Asking the hard questions

Hopefully it is clear from this brief overview that as much as AI presents enormous opportunities for ‘doing good’ in the healthcare system, it also presents some significant challenges to those who try to govern healthcare—those who are responsible for developing the legislation, regulation, policies, and ethics frameworks that surround healthcare. Design decisions about how AI tools are developed, deployed, and used have wide-ranging implications, from the efficacy of the healthcare systems to the values underpinning society. To mitigate these risks and ensure that healthcare systems can capitalize on the myriad opportunities presented by AI for health—in a way that is socially acceptable and ethically justifiable—regulators, legislators, policy makers, and others will have to take steps that go beyond data protection or medical device law. Such ‘hard’ mechanisms only dictate what can or cannot be done within the bounds of the law; they do not help guide decisions about what should or should not be done. This is where being ethically mindful comes in.

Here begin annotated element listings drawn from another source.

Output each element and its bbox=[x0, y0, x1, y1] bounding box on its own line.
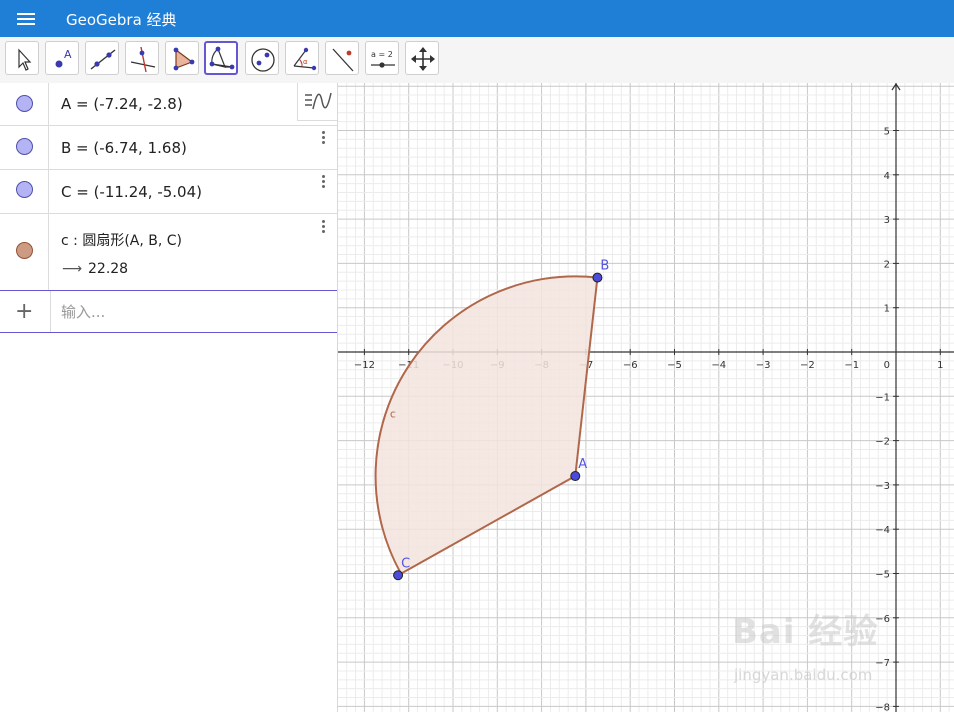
polygon-tool-button[interactable] bbox=[165, 41, 199, 75]
x-tick-label: −12 bbox=[354, 360, 375, 371]
visibility-toggle-sector[interactable] bbox=[16, 242, 33, 259]
reflect-tool-button[interactable] bbox=[325, 41, 359, 75]
graphics-view[interactable]: −12−11−10−9−8−7−6−5−4−3−2−10154321−1−2−3… bbox=[338, 83, 954, 712]
hamburger-menu-icon[interactable] bbox=[14, 10, 38, 28]
sector-value: 22.28 bbox=[88, 261, 129, 277]
algebra-definition-c[interactable]: C = (-11.24, -5.04) bbox=[61, 183, 202, 201]
perpendicular-icon bbox=[130, 46, 156, 73]
point-c bbox=[393, 570, 404, 581]
algebra-view: A = (-7.24, -2.8) B = (-6.74, 1.68) C = … bbox=[0, 83, 338, 712]
y-tick-label: 4 bbox=[884, 171, 890, 182]
algebra-row-sector-c[interactable]: c : 圆扇形(A, B, C) ⟶ 22.28 bbox=[0, 214, 337, 290]
algebra-description-icon bbox=[305, 92, 332, 110]
x-tick-label: −4 bbox=[711, 360, 726, 371]
y-tick-label: 1 bbox=[884, 304, 890, 315]
point-label: C bbox=[401, 556, 410, 571]
svg-text:α: α bbox=[303, 58, 308, 66]
point-a bbox=[570, 471, 581, 482]
watermark-url: jingyan.baidu.com bbox=[734, 666, 873, 684]
x-tick-label: −3 bbox=[756, 360, 771, 371]
line-tool-button[interactable] bbox=[85, 41, 119, 75]
y-tick-label: −1 bbox=[875, 392, 890, 403]
app-title: GeoGebra 经典 bbox=[66, 11, 177, 29]
y-tick-label: 3 bbox=[884, 215, 890, 226]
more-options-icon[interactable] bbox=[321, 131, 327, 147]
point-icon: A bbox=[55, 48, 72, 68]
algebra-input-field[interactable] bbox=[50, 291, 337, 332]
circle-tool-button[interactable] bbox=[245, 41, 279, 75]
angle-tool-button[interactable]: α bbox=[285, 41, 319, 75]
svg-text:A: A bbox=[64, 48, 72, 61]
polygon-icon bbox=[173, 47, 195, 71]
line-icon bbox=[90, 49, 116, 70]
circle-icon bbox=[251, 48, 275, 72]
angle-icon: α bbox=[293, 47, 317, 71]
x-tick-label: −1 bbox=[844, 360, 859, 371]
visibility-toggle-b[interactable] bbox=[16, 138, 33, 155]
x-tick-label: 1 bbox=[937, 360, 943, 371]
x-tick-label: −5 bbox=[667, 360, 682, 371]
y-tick-label: −5 bbox=[875, 570, 890, 581]
y-tick-label: −2 bbox=[875, 437, 890, 448]
title-bar: GeoGebra 经典 bbox=[0, 0, 954, 37]
toolbar: A α a = 2 bbox=[0, 37, 954, 84]
more-options-icon[interactable] bbox=[321, 220, 327, 236]
x-tick-label: 0 bbox=[884, 360, 890, 371]
watermark-brand: Bai 经验 bbox=[732, 612, 879, 652]
sector-label: c bbox=[390, 408, 396, 421]
x-tick-label: −6 bbox=[623, 360, 638, 371]
move-graphics-view-tool-button[interactable] bbox=[405, 41, 439, 75]
algebra-input-row: + bbox=[0, 290, 337, 333]
perpendicular-line-tool-button[interactable] bbox=[125, 41, 159, 75]
y-tick-label: 2 bbox=[884, 259, 890, 270]
more-options-icon[interactable] bbox=[321, 175, 327, 191]
slider-tool-label: a = 2 bbox=[371, 50, 393, 59]
algebra-definition-b[interactable]: B = (-6.74, 1.68) bbox=[61, 139, 187, 157]
move-view-icon bbox=[411, 47, 435, 71]
algebra-row-point-b[interactable]: B = (-6.74, 1.68) bbox=[0, 126, 337, 170]
algebra-definition-a[interactable]: A = (-7.24, -2.8) bbox=[61, 95, 183, 113]
move-tool-button[interactable] bbox=[5, 41, 39, 75]
slider-icon: a = 2 bbox=[371, 50, 395, 68]
sector-icon bbox=[209, 46, 235, 70]
algebra-row-point-a[interactable]: A = (-7.24, -2.8) bbox=[0, 83, 337, 126]
x-tick-label: −2 bbox=[800, 360, 815, 371]
output-arrow-icon: ⟶ bbox=[62, 261, 83, 277]
y-tick-label: −3 bbox=[875, 481, 890, 492]
point-label: A bbox=[578, 457, 587, 472]
reflect-icon bbox=[332, 48, 354, 72]
visibility-toggle-a[interactable] bbox=[16, 95, 33, 112]
visibility-toggle-c[interactable] bbox=[16, 181, 33, 198]
y-tick-label: −8 bbox=[875, 702, 890, 712]
point-b bbox=[592, 272, 603, 283]
y-tick-label: −7 bbox=[875, 658, 890, 669]
circular-sector-tool-button[interactable] bbox=[204, 41, 238, 75]
slider-tool-button[interactable]: a = 2 bbox=[365, 41, 399, 75]
point-label: B bbox=[600, 259, 609, 274]
y-tick-label: −4 bbox=[875, 525, 890, 536]
algebra-definition-sector[interactable]: c : 圆扇形(A, B, C) bbox=[61, 230, 182, 250]
add-plus-icon[interactable]: + bbox=[15, 299, 33, 324]
algebra-style-bar-button[interactable] bbox=[297, 83, 337, 121]
point-tool-button[interactable]: A bbox=[45, 41, 79, 75]
y-tick-label: 5 bbox=[884, 127, 890, 138]
algebra-row-point-c[interactable]: C = (-11.24, -5.04) bbox=[0, 170, 337, 214]
arrow-cursor-icon bbox=[18, 48, 32, 71]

All those involved in the AI-for-health-care pipeline need to be provided with framework mechanisms that help them think through the big ‘should’ questions.

Such overarching frameworks could include: how much clinical decision-making should we be delegating to AI solutions? Which values should be embedded in algorithms?

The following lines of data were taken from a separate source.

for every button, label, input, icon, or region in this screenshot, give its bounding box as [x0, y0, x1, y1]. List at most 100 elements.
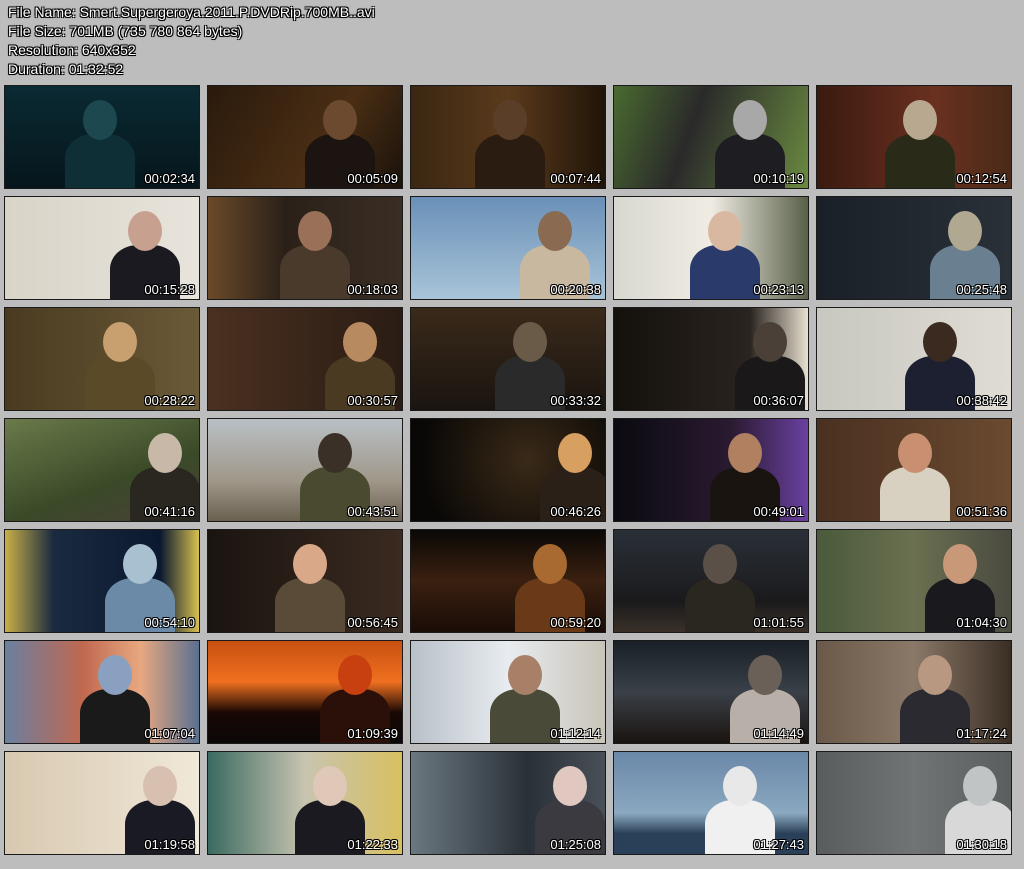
video-thumbnail: 01:22:33 [207, 751, 403, 855]
timestamp-label: 01:12:14 [550, 726, 601, 741]
thumbnail-head [128, 211, 162, 251]
timestamp-label: 00:28:22 [144, 393, 195, 408]
video-thumbnail: 01:12:14 [410, 640, 606, 744]
thumbnail-head [148, 433, 182, 473]
video-thumbnail: 01:30:18 [816, 751, 1012, 855]
thumbnail-head [753, 322, 787, 362]
thumbnail-head [343, 322, 377, 362]
timestamp-label: 01:22:33 [347, 837, 398, 852]
thumbnail-head [948, 211, 982, 251]
thumbnail-figure [685, 578, 755, 632]
video-thumbnail: 00:51:36 [816, 418, 1012, 522]
thumbnail-figure [280, 245, 350, 299]
timestamp-label: 00:18:03 [347, 282, 398, 297]
file-info-header: File Name: Smert.Supergeroya.2011.P.DVDR… [8, 3, 375, 79]
video-thumbnail: 00:18:03 [207, 196, 403, 300]
thumbnail-head [103, 322, 137, 362]
duration-label: Duration: 01:32:52 [8, 61, 124, 77]
video-thumbnail: 00:38:42 [816, 307, 1012, 411]
video-thumbnail: 00:30:57 [207, 307, 403, 411]
video-thumbnail: 01:27:43 [613, 751, 809, 855]
video-thumbnail: 00:23:13 [613, 196, 809, 300]
timestamp-label: 00:12:54 [956, 171, 1007, 186]
thumbnail-head [708, 211, 742, 251]
timestamp-label: 00:20:38 [550, 282, 601, 297]
timestamp-label: 01:19:58 [144, 837, 195, 852]
video-thumbnail: 00:59:20 [410, 529, 606, 633]
thumbnail-head [123, 544, 157, 584]
thumbnail-figure [885, 134, 955, 188]
timestamp-label: 00:54:10 [144, 615, 195, 630]
video-thumbnail: 01:17:24 [816, 640, 1012, 744]
thumbnail-figure [880, 467, 950, 521]
timestamp-label: 00:25:48 [956, 282, 1007, 297]
video-thumbnail: 00:33:32 [410, 307, 606, 411]
timestamp-label: 01:17:24 [956, 726, 1007, 741]
thumbnail-head [728, 433, 762, 473]
timestamp-label: 00:38:42 [956, 393, 1007, 408]
video-thumbnail: 00:20:38 [410, 196, 606, 300]
thumbnail-head [558, 433, 592, 473]
timestamp-label: 00:02:34 [144, 171, 195, 186]
thumbnail-grid: 00:02:34 00:05:09 00:07:44 00:10:19 00:12:54… [4, 85, 1016, 860]
timestamp-label: 01:25:08 [550, 837, 601, 852]
timestamp-label: 00:15:28 [144, 282, 195, 297]
thumbnail-head [533, 544, 567, 584]
resolution-label: Resolution: 640x352 [8, 42, 136, 58]
thumbnail-head [923, 322, 957, 362]
timestamp-label: 00:49:01 [753, 504, 804, 519]
video-thumbnail: 01:07:04 [4, 640, 200, 744]
video-thumbnail: 01:14:49 [613, 640, 809, 744]
timestamp-label: 00:30:57 [347, 393, 398, 408]
thumbnail-head [898, 433, 932, 473]
timestamp-label: 00:36:07 [753, 393, 804, 408]
video-thumbnail: 00:56:45 [207, 529, 403, 633]
thumbnail-figure [65, 134, 135, 188]
timestamp-label: 01:27:43 [753, 837, 804, 852]
thumbnail-head [943, 544, 977, 584]
video-thumbnail: 00:02:34 [4, 85, 200, 189]
video-thumbnail: 01:04:30 [816, 529, 1012, 633]
thumbnail-head [723, 766, 757, 806]
timestamp-label: 00:10:19 [753, 171, 804, 186]
thumbnail-head [98, 655, 132, 695]
thumbnail-figure [275, 578, 345, 632]
video-thumbnail: 01:09:39 [207, 640, 403, 744]
video-thumbnail: 00:25:48 [816, 196, 1012, 300]
thumbnail-figure [690, 245, 760, 299]
thumbnail-head [918, 655, 952, 695]
video-thumbnail: 01:19:58 [4, 751, 200, 855]
thumbnail-figure [475, 134, 545, 188]
thumbnail-head [703, 544, 737, 584]
thumbnail-head [553, 766, 587, 806]
timestamp-label: 00:33:32 [550, 393, 601, 408]
timestamp-label: 01:14:49 [753, 726, 804, 741]
video-thumbnail: 00:46:26 [410, 418, 606, 522]
thumbnail-head [493, 100, 527, 140]
timestamp-label: 00:56:45 [347, 615, 398, 630]
timestamp-label: 01:04:30 [956, 615, 1007, 630]
video-thumbnail: 01:01:55 [613, 529, 809, 633]
timestamp-label: 00:51:36 [956, 504, 1007, 519]
video-thumbnail: 00:15:28 [4, 196, 200, 300]
thumbnail-head [513, 322, 547, 362]
thumbnail-figure [80, 689, 150, 743]
timestamp-label: 00:41:16 [144, 504, 195, 519]
thumbnail-head [293, 544, 327, 584]
thumbnail-head [733, 100, 767, 140]
file-size-label: File Size: 701MB (735 780 864 bytes) [8, 23, 243, 39]
thumbnail-head [963, 766, 997, 806]
timestamp-label: 00:07:44 [550, 171, 601, 186]
video-thumbnail: 00:28:22 [4, 307, 200, 411]
video-thumbnail: 00:43:51 [207, 418, 403, 522]
timestamp-label: 00:46:26 [550, 504, 601, 519]
timestamp-label: 01:01:55 [753, 615, 804, 630]
video-thumbnail: 00:05:09 [207, 85, 403, 189]
thumbnail-head [298, 211, 332, 251]
timestamp-label: 01:09:39 [347, 726, 398, 741]
timestamp-label: 01:07:04 [144, 726, 195, 741]
thumbnail-head [338, 655, 372, 695]
thumbnail-head [143, 766, 177, 806]
file-name-label: File Name: Smert.Supergeroya.2011.P.DVDR… [8, 4, 375, 20]
thumbnail-head [83, 100, 117, 140]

Once these frameworks are in place, attention should turn to pragmatic questions such as: how can we ensure doctors still maintain an appropriate degree of autonomy once AI is embedded? How are key tenets of ethical healthcare (such as empathy) protected? How can we ensure healthcare is still used as a means of promoting social justice? How can we ensure the values and priorities of individual patients are still accounted for in different decision-making? How do we ensure we do not overfit the healthcare system, so it suits only one ‘type’ of patient? And so on.

These questions should not be asked and answered in isolation, but with the active involvement and inclusion of all individuals, groups, and professions potentially impacted by the use of AI in healthcare. These individuals and groups must be seen as key ‘designers’ of AI tools and the system as a whole. Their view must be seen as being as important as well-curated datasets: they must not be seen asa problem to overcome or another box to tick.

If all those involved in the development, deployment, and use of AI tools for healthcare can be encouraged to take these steps, to actively involve all impacted parties in decisions all the way from ideation to implementation and beyond; if, as a system, we can pause long enough to ask the difficult questions and ensure we’re being mindful of the potential ramifications of introducing a new entity into the ‘Hippocratic Triangle,’ then the future is bright. Then, and only then, can the true benefits of AI for healthcare be realized.